Observation: Ahab, king of Israel, was preparing to war when an allied king, Jehoshaphat, encouraged Ahab to first seek God’s counsel. Ahab maintained a stable of four hundred false prophets who assured Ahab of the campaign’s success, but Jehoshaphat pressed, asking if there was “a prophet of the Lord” (v7) we could inquire of. Ahab declared his hatred of the Lord’s true prophet, Micaiah, because his prophesies were always, in Ahab’s view, bad.

Application: Here we have the sad picture of an Israeli king blissfully unaware that he was about to meet his doom. He had purposely surrounded himself with four hundred “yes” men. Micaiah was the true prophet, but Ahab hated his counsel because Micaiah was unfailingly honest, never sugar-coating his response.

Micaiah described an astonishing scene around the heavenly throne where the Lord assembled all the host of heaven to ask, “Who will entice Ahab into attacking…and going to his death there?” (v20) When a spirit volunteered for the task, God said, simply, “Go and do it.” (v22)

Should I think Ahab stupid for proceeding? I can anticipate the end of the story without further reading. If that be so, then why am I so eerily like Ahab, surrounding myself with approving friends, business associates and employees who readily urge me on? How shall the small voice of the Holy Spirit be heard amidst life’s cacophony?

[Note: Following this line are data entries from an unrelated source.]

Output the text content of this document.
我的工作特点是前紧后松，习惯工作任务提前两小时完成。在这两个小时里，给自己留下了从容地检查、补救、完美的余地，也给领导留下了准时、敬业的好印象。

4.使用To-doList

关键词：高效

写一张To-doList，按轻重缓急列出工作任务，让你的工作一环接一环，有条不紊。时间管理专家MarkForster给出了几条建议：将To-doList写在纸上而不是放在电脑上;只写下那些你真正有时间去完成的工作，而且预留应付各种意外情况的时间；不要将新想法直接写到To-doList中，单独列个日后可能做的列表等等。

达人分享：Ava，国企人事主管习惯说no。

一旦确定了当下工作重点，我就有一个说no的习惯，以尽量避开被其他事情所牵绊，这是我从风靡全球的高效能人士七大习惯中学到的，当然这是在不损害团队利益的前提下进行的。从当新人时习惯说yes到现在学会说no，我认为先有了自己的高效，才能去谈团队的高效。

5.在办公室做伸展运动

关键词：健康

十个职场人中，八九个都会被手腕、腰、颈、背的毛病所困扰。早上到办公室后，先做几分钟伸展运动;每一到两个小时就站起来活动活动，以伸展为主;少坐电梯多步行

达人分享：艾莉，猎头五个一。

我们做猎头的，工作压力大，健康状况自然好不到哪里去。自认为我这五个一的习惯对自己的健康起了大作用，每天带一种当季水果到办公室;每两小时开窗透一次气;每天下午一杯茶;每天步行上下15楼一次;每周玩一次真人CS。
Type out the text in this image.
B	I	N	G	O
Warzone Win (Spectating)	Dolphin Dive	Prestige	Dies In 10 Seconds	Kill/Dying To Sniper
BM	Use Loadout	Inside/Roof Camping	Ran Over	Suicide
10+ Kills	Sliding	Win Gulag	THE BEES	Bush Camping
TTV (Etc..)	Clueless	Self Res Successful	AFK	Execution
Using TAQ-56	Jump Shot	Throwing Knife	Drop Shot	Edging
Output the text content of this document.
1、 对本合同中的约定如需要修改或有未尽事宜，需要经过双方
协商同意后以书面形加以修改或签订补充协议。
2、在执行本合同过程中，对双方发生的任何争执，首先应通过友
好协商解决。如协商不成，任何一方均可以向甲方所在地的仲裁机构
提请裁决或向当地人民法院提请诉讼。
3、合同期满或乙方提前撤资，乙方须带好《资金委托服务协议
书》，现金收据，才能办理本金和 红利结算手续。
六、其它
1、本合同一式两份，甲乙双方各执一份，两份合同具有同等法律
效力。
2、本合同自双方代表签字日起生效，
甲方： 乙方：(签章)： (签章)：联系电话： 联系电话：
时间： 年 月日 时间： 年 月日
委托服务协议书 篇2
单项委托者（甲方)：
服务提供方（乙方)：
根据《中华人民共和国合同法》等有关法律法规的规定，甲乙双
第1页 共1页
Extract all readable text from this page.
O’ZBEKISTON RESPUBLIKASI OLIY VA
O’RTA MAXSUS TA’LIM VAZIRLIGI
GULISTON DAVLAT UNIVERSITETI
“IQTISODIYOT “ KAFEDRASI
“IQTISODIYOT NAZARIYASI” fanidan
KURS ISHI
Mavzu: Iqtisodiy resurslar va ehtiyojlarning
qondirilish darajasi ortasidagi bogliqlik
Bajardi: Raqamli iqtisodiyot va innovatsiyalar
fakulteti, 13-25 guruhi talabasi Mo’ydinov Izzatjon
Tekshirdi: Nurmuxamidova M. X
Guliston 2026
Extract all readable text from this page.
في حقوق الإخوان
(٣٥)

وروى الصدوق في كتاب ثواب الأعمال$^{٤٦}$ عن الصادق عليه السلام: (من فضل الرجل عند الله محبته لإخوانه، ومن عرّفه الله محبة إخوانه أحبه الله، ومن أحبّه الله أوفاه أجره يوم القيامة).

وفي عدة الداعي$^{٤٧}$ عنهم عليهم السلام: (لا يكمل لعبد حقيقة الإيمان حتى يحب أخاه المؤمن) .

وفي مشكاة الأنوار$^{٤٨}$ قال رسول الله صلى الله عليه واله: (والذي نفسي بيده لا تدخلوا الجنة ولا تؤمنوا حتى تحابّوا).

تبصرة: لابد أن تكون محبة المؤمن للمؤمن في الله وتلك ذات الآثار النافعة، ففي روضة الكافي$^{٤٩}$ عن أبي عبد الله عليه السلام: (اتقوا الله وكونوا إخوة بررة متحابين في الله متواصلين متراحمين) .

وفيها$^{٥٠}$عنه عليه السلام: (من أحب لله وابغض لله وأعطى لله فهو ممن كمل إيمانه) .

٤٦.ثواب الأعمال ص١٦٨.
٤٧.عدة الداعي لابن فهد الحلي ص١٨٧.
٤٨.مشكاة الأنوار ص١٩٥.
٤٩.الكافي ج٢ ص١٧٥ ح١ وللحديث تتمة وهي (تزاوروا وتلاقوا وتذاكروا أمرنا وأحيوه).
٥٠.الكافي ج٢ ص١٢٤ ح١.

Notice this: even the godly king Jehoshaphat who asked Ahab to consult God’s true prophet, remained silent in the face of Ahab’s obstinate determination to have his own way. How easy it is to think I am following God’s will when I have heard neither His counsel, nor the honest feedback of godly friends and mentors.

My problem is, I can believe that since I am surrounded by godly colleagues, they have heard from the Lord in my behalf and have spoken truth into my life when in fact, I have not even asked. In reality, their forward progress with me may result simply from warm association, a sort of inertia toward my destruction.   It is God’s view alone that I must hear and heed, regardless of the pressure to do otherwise.

Prayer: Father, how easily I can be lulled into equating the comforting presence of Christian friends with Your approval. Cause me to seek Your counsel above all others.